Mengetahui hal itu, Kamelia kemudian datang ke sekolah dan melihat langsung anaknya duduk di lantai saat belajar. Kamelia mengaku miris saat melihat anaknya duduk di lantai.
“Miris hati saya, kok kecewa kali, saya kan dari awal sudah izin, kenapa didudukkan di semen juga,” ungkapnya.
Setelah sempat mempertanyakan soal anaknya duduk di lantai, Kamelia kemudian diajak ke kantor.

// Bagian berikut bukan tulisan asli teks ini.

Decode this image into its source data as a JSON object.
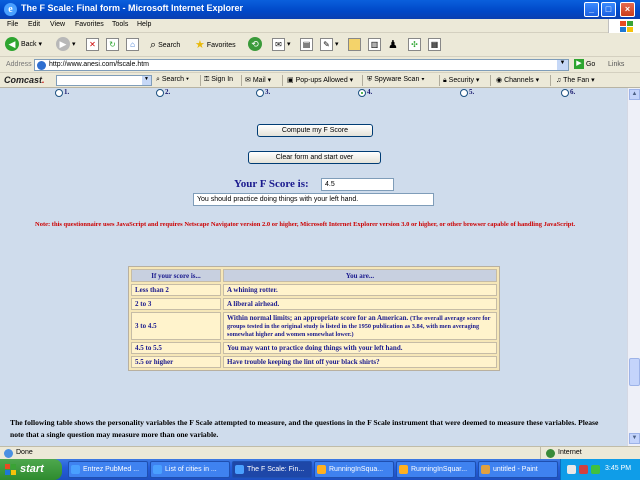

Wali kelas disebut tetap kekeuh dengan sikapnya, padahal kepala sekolah mengatakan tidak ada membuat aturan seperti itu.
“Memang dia kekeuh, dia (wali kelas) bilang ‘saya sudah suruh keluar tapi dia (siswa) nggak mau’, saya tanya kepsek apakah itu peraturan dari sekolah, kepsek bilang ‘peraturan itu nggak ada saya buat’,” sebutnya.
Kamelia mengaku sudah memohon, apalagi dirinya saat itu sedang sakit. Suami Kamelia sendiri bekerja sebagai tukang bangunan. Uang sekolah anaknya di SD itu sebesar Rp 60 ribu per bulan. Kedua anaknya yang sekolah di SD itu sama-sama menunggak uang sekolah selama 3 bulan.
“Kalau dia kan dari kelas 1 itu Rp 60 ribu, tidak ada naik sampai sekarang Rp 60 ribu, mereka kan ini berdua abang beradik, si adik lah satu, tiga bulan lah uang SPP mereka belum dibayar,” ucapnya.